Kita tiba di puncak pada sore hari. Sayang Sunset tidak tampak, tertutup kabut tipis. Terlihat sebentar, lalu tertutup kabut lagi. Mulai muncul kekhawatiran Sunrise pun tidak bisa dinikmati karena kabut, seperti pengalaman sebelumnya di Bromo. Proses mendirikan tenda juga sempat terhambat karena besi untuk tenda ternyata tertinggal. Jadi terpaksa cari pohon agar tenda bisa diikat di pohon. Parahnya pula, tenda tersebut ternyata mengembun di pagi hari. Jadi kami terbangun karena tetesan air dari dalam tenda. 2 bungkus
rokok dan dan handphone pun ada yang terendam. Beruntung kamera saya disimpan di dalam tas, tidak terlalu basah.

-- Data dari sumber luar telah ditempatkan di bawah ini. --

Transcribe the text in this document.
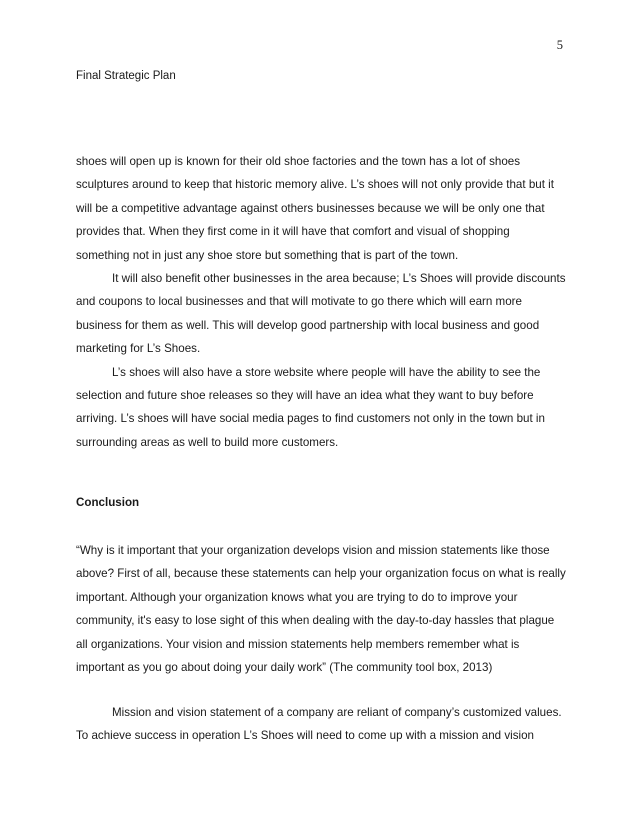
5
Final Strategic Plan
shoes will open up is known for their old shoe factories and the town has a lot of shoes
sculptures around to keep that historic memory alive. L’s shoes will not only provide that but it
will be a competitive advantage against others businesses because we will be only one that
provides that. When they first come in it will have that comfort and visual of shopping
something not in just any shoe store but something that is part of the town.
It will also benefit other businesses in the area because; L’s Shoes will provide discounts
and coupons to local businesses and that will motivate to go there which will earn more
business for them as well. This will develop good partnership with local business and good
marketing for L’s Shoes.
L’s shoes will also have a store website where people will have the ability to see the
selection and future shoe releases so they will have an idea what they want to buy before
arriving. L’s shoes will have social media pages to find customers not only in the town but in
surrounding areas as well to build more customers.
Conclusion
“Why is it important that your organization develops vision and mission statements like those
above? First of all, because these statements can help your organization focus on what is really
important. Although your organization knows what you are trying to do to improve your
community, it's easy to lose sight of this when dealing with the day-to-day hassles that plague
all organizations. Your vision and mission statements help members remember what is
important as you go about doing your daily work” (The community tool box, 2013)
Mission and vision statement of a company are reliant of company’s customized values.
To achieve success in operation L’s Shoes will need to come up with a mission and vision
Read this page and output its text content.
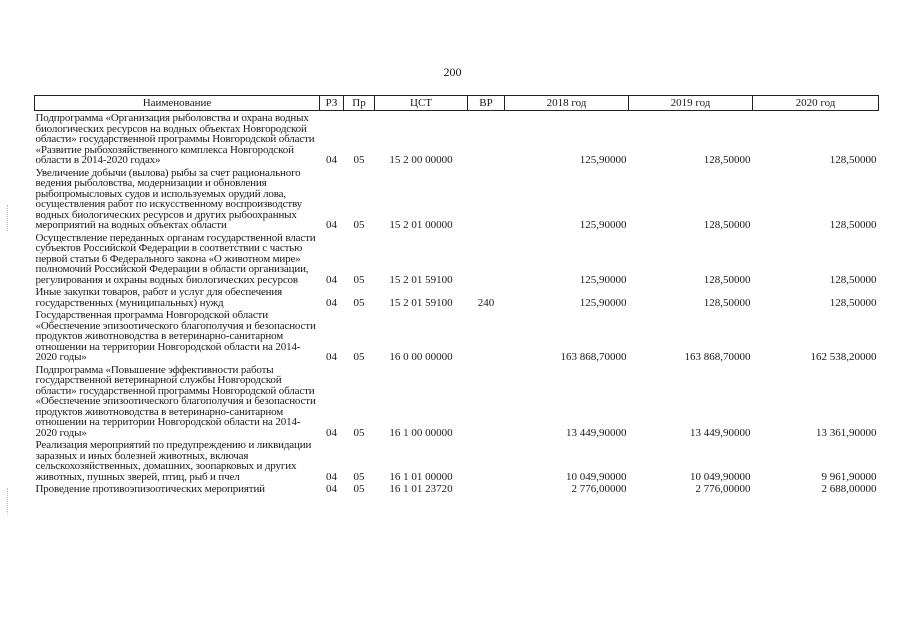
200
Наименование	РЗ	Пр	ЦСТ	ВР	2018 год	2019 год	2020 год
Подпрограмма «Организация рыболовства и охрана водных биологических ресурсов на водных объектах Новгородской области» государственной программы Новгородской области «Развитие рыбохозяйственного комплекса Новгородской области в 2014-2020 годах»	04	05	15 2 00 00000		125,90000	128,50000	128,50000
Увеличение добычи (вылова) рыбы за счет рационального ведения рыболовства, модернизации и обновления рыбопромысловых судов и используемых орудий лова, осуществления работ по искусственному воспроизводству водных биологических ресурсов и других рыбоохранных мероприятий на водных объектах области	04	05	15 2 01 00000		125,90000	128,50000	128,50000
Осуществление переданных органам государственной власти субъектов Российской Федерации в соответствии с частью первой статьи 6 Федерального закона «О животном мире» полномочий Российской Федерации в области организации, регулирования и охраны водных биологических ресурсов	04	05	15 2 01 59100		125,90000	128,50000	128,50000
Иные закупки товаров, работ и услуг для обеспечения государственных (муниципальных) нужд	04	05	15 2 01 59100	240	125,90000	128,50000	128,50000
Государственная программа Новгородской области «Обеспечение эпизоотического благополучия и безопасности продуктов животноводства в ветеринарно-санитарном отношении на территории Новгородской области на 2014-2020 годы»	04	05	16 0 00 00000		163 868,70000	163 868,70000	162 538,20000
Подпрограмма «Повышение эффективности работы государственной ветеринарной службы Новгородской области» государственной программы Новгородской области «Обеспечение эпизоотического благополучия и безопасности продуктов животноводства в ветеринарно-санитарном отношении на территории Новгородской области на 2014-2020 годы»	04	05	16 1 00 00000		13 449,90000	13 449,90000	13 361,90000
Реализация мероприятий по предупреждению и ликвидации заразных и иных болезней животных, включая сельскохозяйственных, домашних, зоопарковых и других животных, пушных зверей, птиц, рыб и пчел	04	05	16 1 01 00000		10 049,90000	10 049,90000	9 961,90000
Проведение противоэпизоотических мероприятий	04	05	16 1 01 23720		2 776,00000	2 776,00000	2 688,00000
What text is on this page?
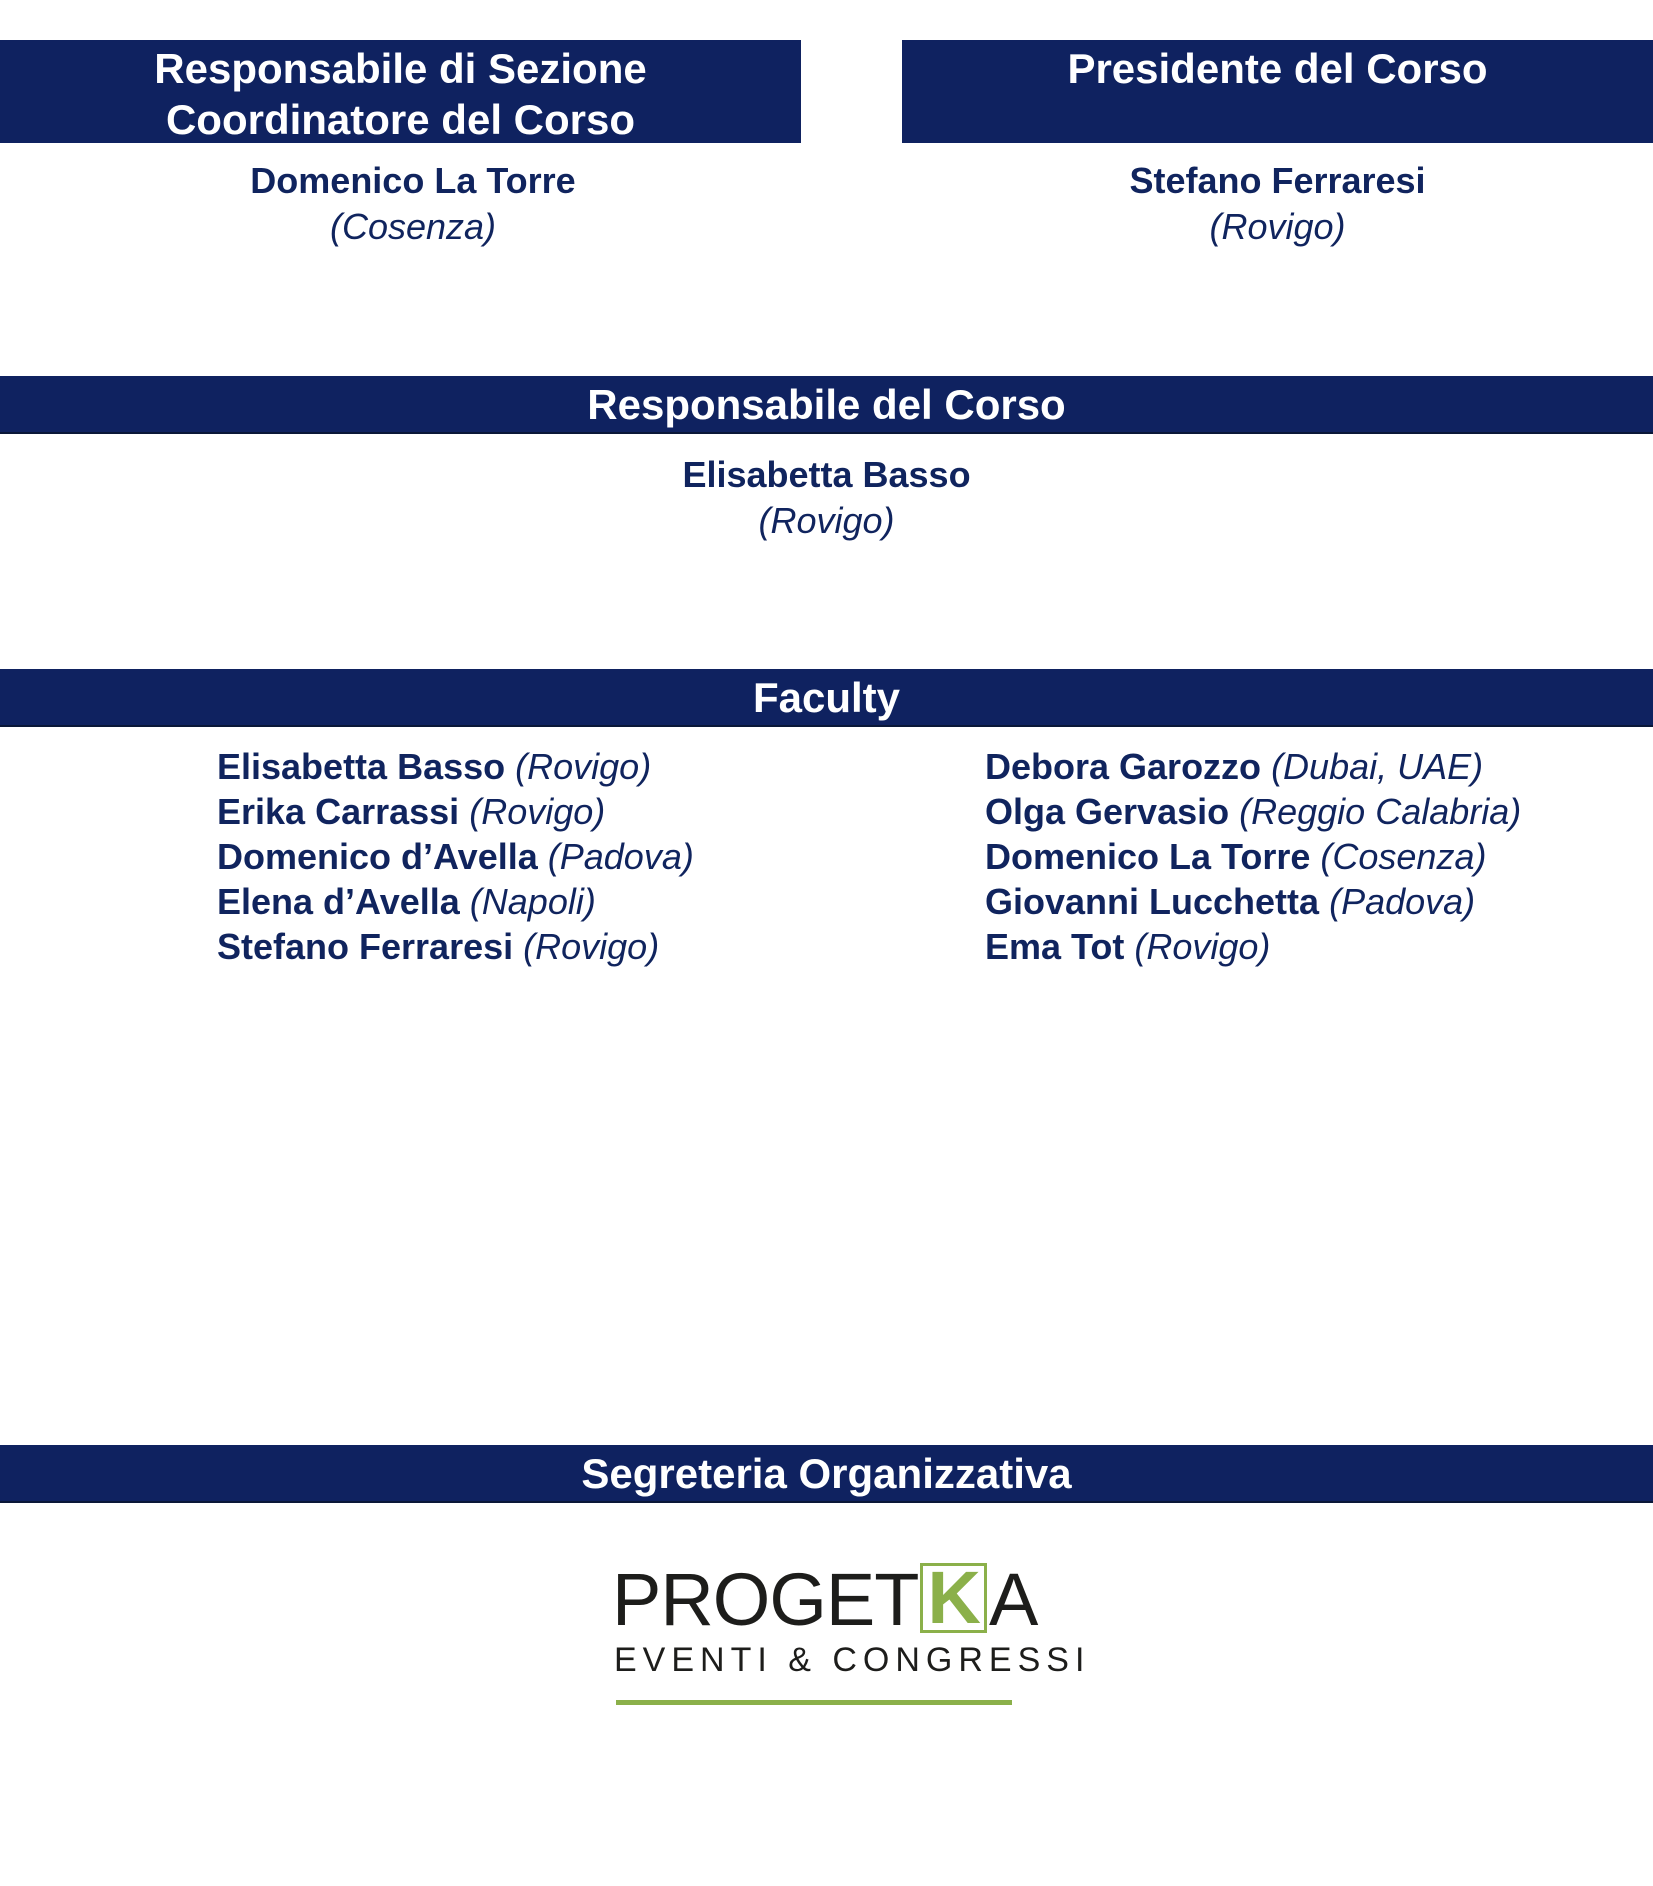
Responsabile di Sezione
Coordinatore del Corso
Presidente del Corso
Domenico La Torre
(Cosenza)
Stefano Ferraresi
(Rovigo)
Responsabile del Corso
Elisabetta Basso
(Rovigo)
Faculty
Elisabetta Basso (Rovigo)
Erika Carrassi (Rovigo)
Domenico d’Avella (Padova)
Elena d’Avella (Napoli)
Stefano Ferraresi (Rovigo)
Debora Garozzo (Dubai, UAE)
Olga Gervasio (Reggio Calabria)
Domenico La Torre (Cosenza)
Giovanni Lucchetta (Padova)
Ema Tot (Rovigo)
Segreteria Organizzativa
PROGET K A
EVENTI & CONGRESSI
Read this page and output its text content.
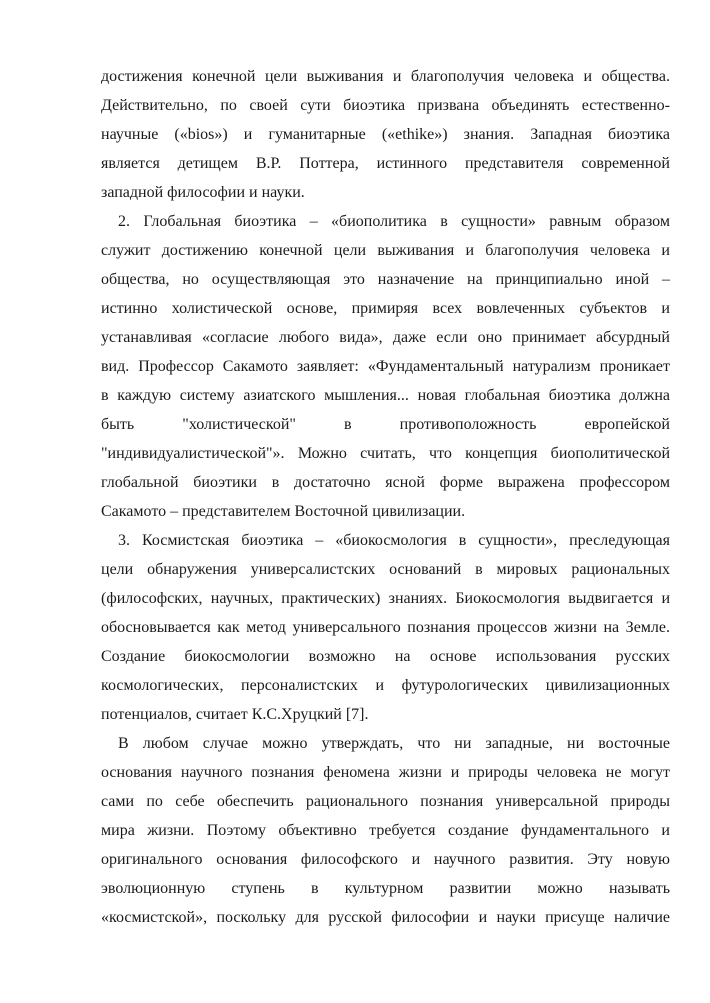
достижения конечной цели выживания и благополучия человека и общества.
Действительно, по своей сути биоэтика призвана объединять естественно-
научные («bios») и гуманитарные («ethike») знания. Западная биоэтика
является детищем В.Р. Поттера, истинного представителя современной
западной философии и науки.
2. Глобальная биоэтика – «биополитика в сущности» равным образом
служит достижению конечной цели выживания и благополучия человека и
общества, но осуществляющая это назначение на принципиально иной –
истинно холистической основе, примиряя всех вовлеченных субъектов и
устанавливая «согласие любого вида», даже если оно принимает абсурдный
вид. Профессор Сакамото заявляет: «Фундаментальный натурализм проникает
в каждую систему азиатского мышления... новая глобальная биоэтика должна
быть "холистической" в противоположность европейской
"индивидуалистической"». Можно считать, что концепция биополитической
глобальной биоэтики в достаточно ясной форме выражена профессором
Сакамото – представителем Восточной цивилизации.
3. Космистская биоэтика – «биокосмология в сущности», преследующая
цели обнаружения универсалистских оснований в мировых рациональных
(философских, научных, практических) знаниях. Биокосмология выдвигается и
обосновывается как метод универсального познания процессов жизни на Земле.
Создание биокосмологии возможно на основе использования русских
космологических, персоналистских и футурологических цивилизационных
потенциалов, считает К.С.Хруцкий [7].
В любом случае можно утверждать, что ни западные, ни восточные
основания научного познания феномена жизни и природы человека не могут
сами по себе обеспечить рационального познания универсальной природы
мира жизни. Поэтому объективно требуется создание фундаментального и
оригинального основания философского и научного развития. Эту новую
эволюционную ступень в культурном развитии можно называть
«космистской», поскольку для русской философии и науки присуще наличие
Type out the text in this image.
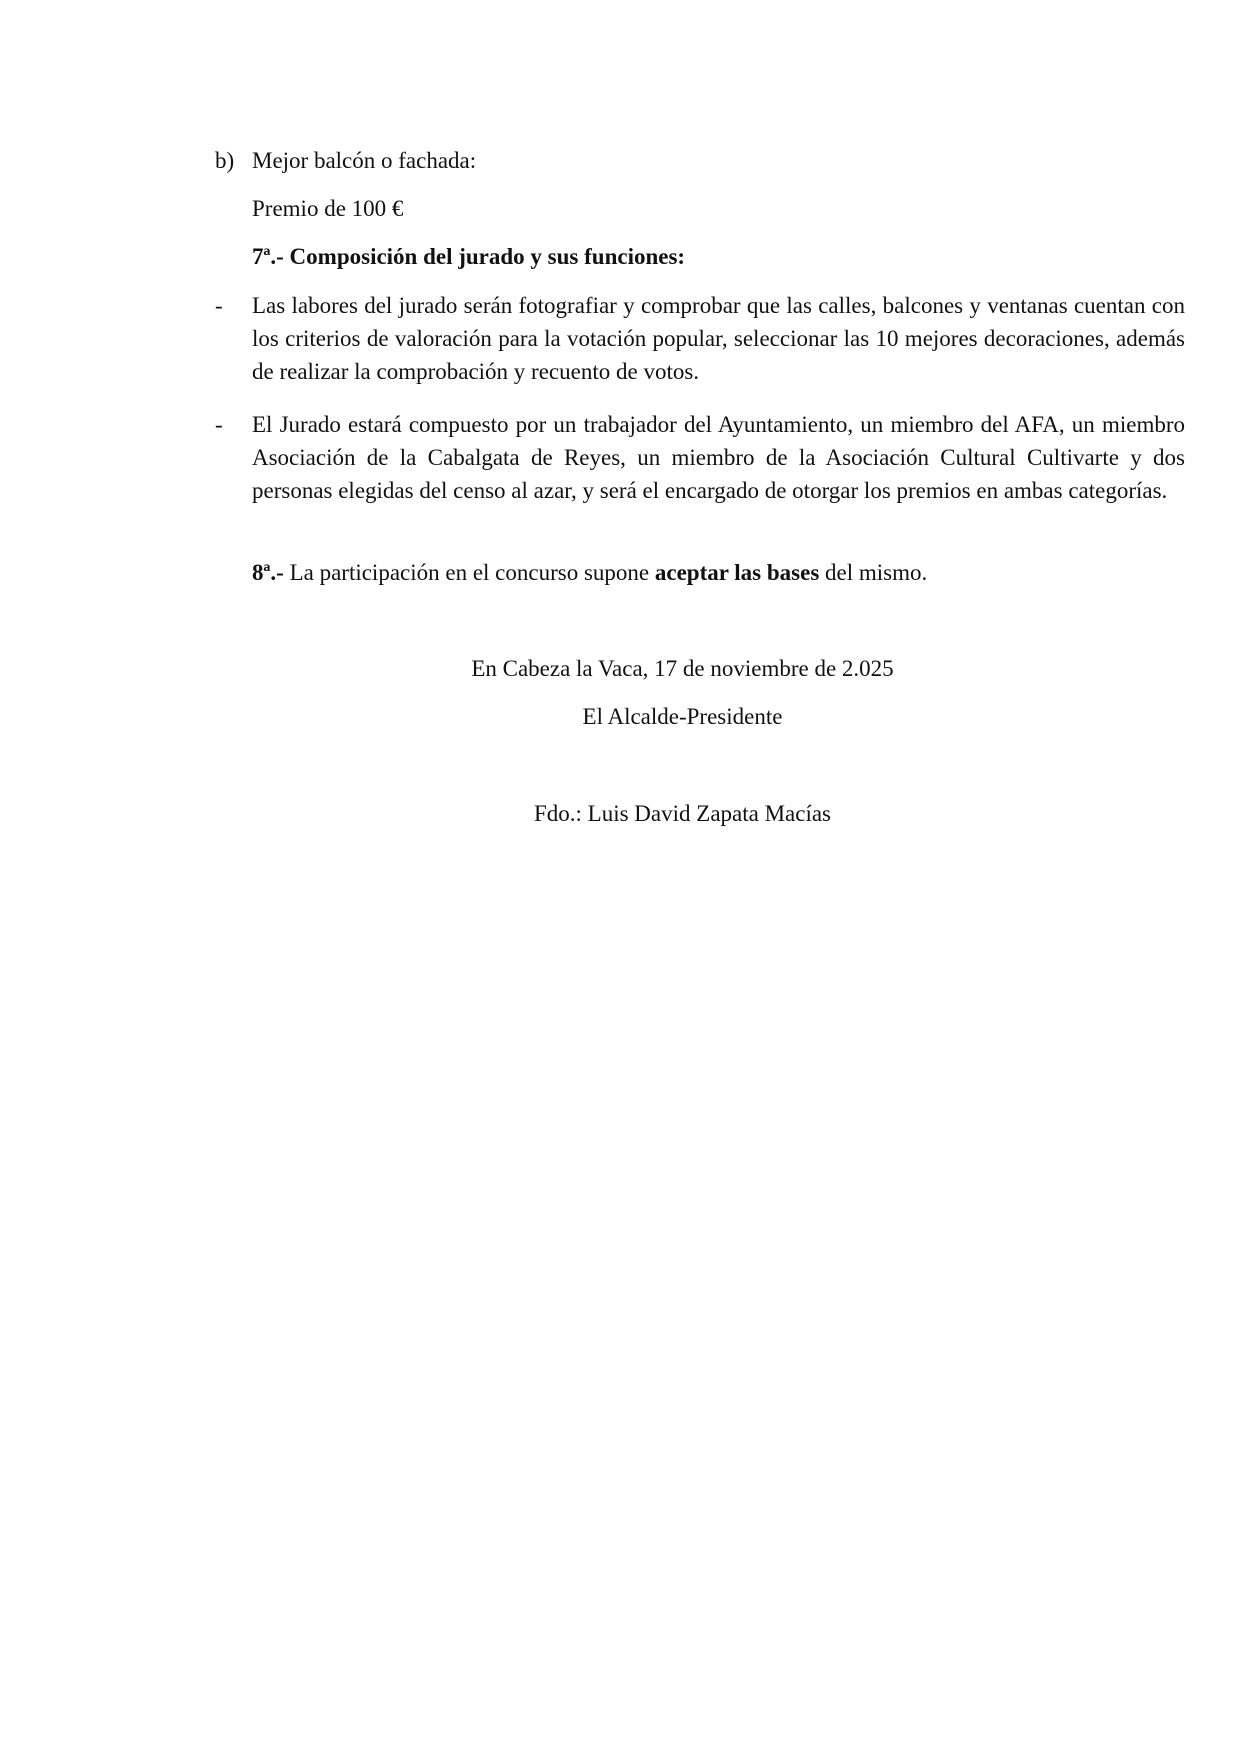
b) Mejor balcón o fachada:

Premio de 100 €

7ª.- Composición del jurado y sus funciones:

- Las labores del jurado serán fotografiar y comprobar que las calles, balcones y ventanas cuentan con los criterios de valoración para la votación popular, seleccionar las 10 mejores decoraciones, además de realizar la comprobación y recuento de votos.

- El Jurado estará compuesto por un trabajador del Ayuntamiento, un miembro del AFA, un miembro Asociación de la Cabalgata de Reyes, un miembro de la Asociación Cultural Cultivarte y dos personas elegidas del censo al azar, y será el encargado de otorgar los premios en ambas categorías.

8ª.- La participación en el concurso supone aceptar las bases del mismo.

En Cabeza la Vaca, 17 de noviembre de 2.025

El Alcalde-Presidente

Fdo.: Luis David Zapata Macías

Beruntung pagi hari cuaca cerah. Tidak ada hujan, tidak ada kabut. Dan saya menyaksikan Sunrise yang amat menakjubkan. Matahari terbit di antara dua gunung, gunung tersebut di atas awan, dan ada bukit di dekat saya. Guide kita mengatakan bahwa kita cukup beruntung. Selama dua minggu ini, hampir setiap pagi matahari tertutup kabut hingga Sunrise tidak tampak. Baru hari ini cerah dan Sunrise bisa dinikmati



Keuntungan kemping di gunung adalah tidak terlalu banyak orang, jadi bisa keliling mencari tempat yang bagus untuk mengambil foto. Tidak seperti di Bromo ketika mengambil foto dari Pananjakan, terlalu banyak pengunjung lain hingga susah mendapatkan Foreground bagus. Di gunung Prau kita bebas keliling mencari objek untuk Foreground, misalnya pohon. Baik pohon mati atau pohon hidup.






Untuk mengambil foto Sunrise di puncak gunung Prau, sebaiknya gunakan lensa yang tidak terlalu wide. Gunung Sumbing dan gunung Sindoro terletak cukup jauh, terlalu kecil untuk menggunakan lensa Sigma 8-16mm saya. Bahkan di lensa Tokina 17-35mm masih terlalu kecil, karena itu saya memasukkan Foreground juga. Saya menggunakan 17mm utuk foto ini,  dengan bukaan kecil f22 agar bentuk matahari
seperti bintang.



Kelebihan lain dari gunung Prau adalah pemandangan masih sangat menarik bahkan setelah Sunrise lewat. Dibantu dengan Gradual ND Filter , saya mendapatkan foto ini.